FICCI Electric Vehicles Committee Chairperson Sulajja Firodia Motw. has stressed the need to reduce GST rates on batteries and charging services to keep EVs competitive. Speaking at FICCI’s national conference on EVs, he also advocated increasing the Prime Minister’s E-Drive Fund to promote sales of electric vehicles. Motw. said, we will recommend to the GST Council to rationalize GST tax on EV related sectors.

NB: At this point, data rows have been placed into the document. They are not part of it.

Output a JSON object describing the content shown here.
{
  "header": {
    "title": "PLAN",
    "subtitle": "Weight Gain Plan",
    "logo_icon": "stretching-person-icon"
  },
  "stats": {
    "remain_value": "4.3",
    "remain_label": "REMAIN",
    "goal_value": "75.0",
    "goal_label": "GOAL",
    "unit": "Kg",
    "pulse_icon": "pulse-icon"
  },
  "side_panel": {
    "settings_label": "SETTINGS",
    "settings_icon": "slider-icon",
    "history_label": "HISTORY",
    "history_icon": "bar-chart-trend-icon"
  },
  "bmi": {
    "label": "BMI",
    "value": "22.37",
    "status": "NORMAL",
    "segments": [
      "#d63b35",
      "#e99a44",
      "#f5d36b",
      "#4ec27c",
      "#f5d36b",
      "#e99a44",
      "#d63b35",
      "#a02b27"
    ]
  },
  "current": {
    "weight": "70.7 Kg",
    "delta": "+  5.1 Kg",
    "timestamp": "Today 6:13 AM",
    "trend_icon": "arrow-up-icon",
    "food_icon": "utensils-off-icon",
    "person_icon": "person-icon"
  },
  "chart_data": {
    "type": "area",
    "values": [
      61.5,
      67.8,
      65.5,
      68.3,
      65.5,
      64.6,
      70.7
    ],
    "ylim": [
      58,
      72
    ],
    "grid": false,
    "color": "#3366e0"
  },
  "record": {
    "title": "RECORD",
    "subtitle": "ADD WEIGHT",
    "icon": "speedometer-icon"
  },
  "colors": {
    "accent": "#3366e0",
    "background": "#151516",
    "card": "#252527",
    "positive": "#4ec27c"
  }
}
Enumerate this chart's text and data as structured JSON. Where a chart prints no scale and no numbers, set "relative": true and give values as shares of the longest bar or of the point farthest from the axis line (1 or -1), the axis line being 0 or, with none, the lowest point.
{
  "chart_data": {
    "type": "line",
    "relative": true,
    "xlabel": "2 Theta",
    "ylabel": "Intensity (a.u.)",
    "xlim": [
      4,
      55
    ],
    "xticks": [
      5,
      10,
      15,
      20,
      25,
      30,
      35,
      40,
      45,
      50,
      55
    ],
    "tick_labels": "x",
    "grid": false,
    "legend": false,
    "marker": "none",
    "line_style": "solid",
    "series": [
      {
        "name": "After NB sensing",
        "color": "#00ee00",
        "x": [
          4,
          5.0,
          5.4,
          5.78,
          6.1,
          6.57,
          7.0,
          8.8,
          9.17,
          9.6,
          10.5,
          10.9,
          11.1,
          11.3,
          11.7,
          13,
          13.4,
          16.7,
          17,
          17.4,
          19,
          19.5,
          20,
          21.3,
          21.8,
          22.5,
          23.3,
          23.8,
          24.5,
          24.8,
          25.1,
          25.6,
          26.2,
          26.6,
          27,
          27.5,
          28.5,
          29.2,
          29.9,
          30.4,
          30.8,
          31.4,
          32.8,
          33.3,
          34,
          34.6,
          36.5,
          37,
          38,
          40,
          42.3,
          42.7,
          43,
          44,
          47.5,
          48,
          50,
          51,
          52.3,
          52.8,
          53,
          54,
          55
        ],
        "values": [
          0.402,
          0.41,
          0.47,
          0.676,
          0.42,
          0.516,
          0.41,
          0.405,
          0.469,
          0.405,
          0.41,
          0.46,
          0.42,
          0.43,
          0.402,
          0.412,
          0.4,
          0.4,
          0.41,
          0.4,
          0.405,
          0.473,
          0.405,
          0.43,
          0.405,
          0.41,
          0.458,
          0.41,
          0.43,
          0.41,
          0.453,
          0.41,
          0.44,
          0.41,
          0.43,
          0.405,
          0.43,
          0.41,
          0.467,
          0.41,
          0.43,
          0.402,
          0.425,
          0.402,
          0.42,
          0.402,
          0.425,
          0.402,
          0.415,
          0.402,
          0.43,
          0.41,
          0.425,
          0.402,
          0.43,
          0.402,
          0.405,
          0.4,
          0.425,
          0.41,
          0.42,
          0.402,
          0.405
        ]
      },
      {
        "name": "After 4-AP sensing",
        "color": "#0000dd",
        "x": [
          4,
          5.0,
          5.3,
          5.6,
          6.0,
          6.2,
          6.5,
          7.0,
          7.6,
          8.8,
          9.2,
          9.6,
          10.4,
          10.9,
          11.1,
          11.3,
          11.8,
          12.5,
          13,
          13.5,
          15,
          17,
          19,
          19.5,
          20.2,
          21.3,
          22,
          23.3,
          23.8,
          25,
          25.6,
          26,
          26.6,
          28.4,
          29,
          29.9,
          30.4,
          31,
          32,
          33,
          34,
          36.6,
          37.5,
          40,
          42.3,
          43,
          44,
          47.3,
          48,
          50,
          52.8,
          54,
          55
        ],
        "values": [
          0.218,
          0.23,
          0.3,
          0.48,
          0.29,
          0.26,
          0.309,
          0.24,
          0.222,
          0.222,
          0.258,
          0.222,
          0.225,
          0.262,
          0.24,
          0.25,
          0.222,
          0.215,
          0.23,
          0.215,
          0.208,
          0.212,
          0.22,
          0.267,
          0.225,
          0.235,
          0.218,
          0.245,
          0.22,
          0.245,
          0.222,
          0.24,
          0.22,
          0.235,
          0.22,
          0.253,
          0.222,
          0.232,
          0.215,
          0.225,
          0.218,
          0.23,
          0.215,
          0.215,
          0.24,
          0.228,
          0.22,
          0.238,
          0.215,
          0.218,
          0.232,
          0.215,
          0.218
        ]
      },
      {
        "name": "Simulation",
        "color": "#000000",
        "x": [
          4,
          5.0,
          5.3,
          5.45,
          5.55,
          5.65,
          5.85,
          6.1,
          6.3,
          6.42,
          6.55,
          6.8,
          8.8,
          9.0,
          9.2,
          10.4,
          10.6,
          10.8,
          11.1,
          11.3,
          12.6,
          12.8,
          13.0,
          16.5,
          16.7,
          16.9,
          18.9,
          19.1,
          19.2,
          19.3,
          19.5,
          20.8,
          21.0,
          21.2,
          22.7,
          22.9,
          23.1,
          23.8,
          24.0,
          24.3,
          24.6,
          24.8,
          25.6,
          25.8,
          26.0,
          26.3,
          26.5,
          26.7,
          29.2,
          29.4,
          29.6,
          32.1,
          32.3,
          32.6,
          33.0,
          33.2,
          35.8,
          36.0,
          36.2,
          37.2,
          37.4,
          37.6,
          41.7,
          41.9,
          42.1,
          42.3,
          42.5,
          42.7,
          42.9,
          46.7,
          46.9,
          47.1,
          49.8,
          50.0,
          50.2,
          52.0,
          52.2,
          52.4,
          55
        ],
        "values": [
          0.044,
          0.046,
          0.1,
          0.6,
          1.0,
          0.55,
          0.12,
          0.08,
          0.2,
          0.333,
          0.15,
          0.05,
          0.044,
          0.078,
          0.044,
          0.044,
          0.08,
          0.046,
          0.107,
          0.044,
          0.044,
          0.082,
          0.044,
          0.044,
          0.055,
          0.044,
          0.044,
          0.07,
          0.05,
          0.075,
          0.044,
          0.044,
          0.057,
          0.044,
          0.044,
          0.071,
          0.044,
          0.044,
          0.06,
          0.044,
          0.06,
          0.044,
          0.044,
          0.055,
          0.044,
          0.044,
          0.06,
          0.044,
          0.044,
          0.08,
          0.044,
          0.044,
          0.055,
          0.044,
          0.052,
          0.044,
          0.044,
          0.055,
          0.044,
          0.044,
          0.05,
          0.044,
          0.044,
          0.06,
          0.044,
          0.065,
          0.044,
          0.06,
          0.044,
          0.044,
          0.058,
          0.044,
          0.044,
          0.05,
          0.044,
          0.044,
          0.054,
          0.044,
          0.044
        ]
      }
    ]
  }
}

18 percent GST is deducted on charging

Elaborating on the demands, he said, ‘Currently 18 per cent GST is imposed on charging services, we will request to reduce it to 5 per cent, so that customers can get charging at lower cost.’ GST rate on old batteries should also be reduced to 5 percent. Motw. is also the founder and CEO of Kinetic Green Energy and Power Solutions. He said, “5 percent GST is charged on EV, while 18 percent GST is charged on battery.

Demand for review of incentive amount under Prime Minister e-Drive Scheme

Sulajja said that these two amendments on GST will go a long way in making EVs more competitive for customers. Motw. welcomed the Prime Minister e-Drive scheme and said that with the increasing demand there is a need to review the incentive amount. He said that due to increasing demand, the incentive amount may have to be reviewed. He further said, ‘We believe that Pradhan Mantri e-Drive has a lot of potential and it will prove to be very helpful in promoting electric transportation.’

The government had launched the Pradhan Mantri e-Drive scheme in October.

Let us tell you that in October this year, the Central Government launched the Pradhan Mantri E-Drive Scheme with an outlay of Rs 10,900 crore to promote electric vehicles, set up charging infrastructure and develop the EV manufacturing ecosystem in India. Was. This scheme will be applicable from 1 October 2024 to 31 March 2026.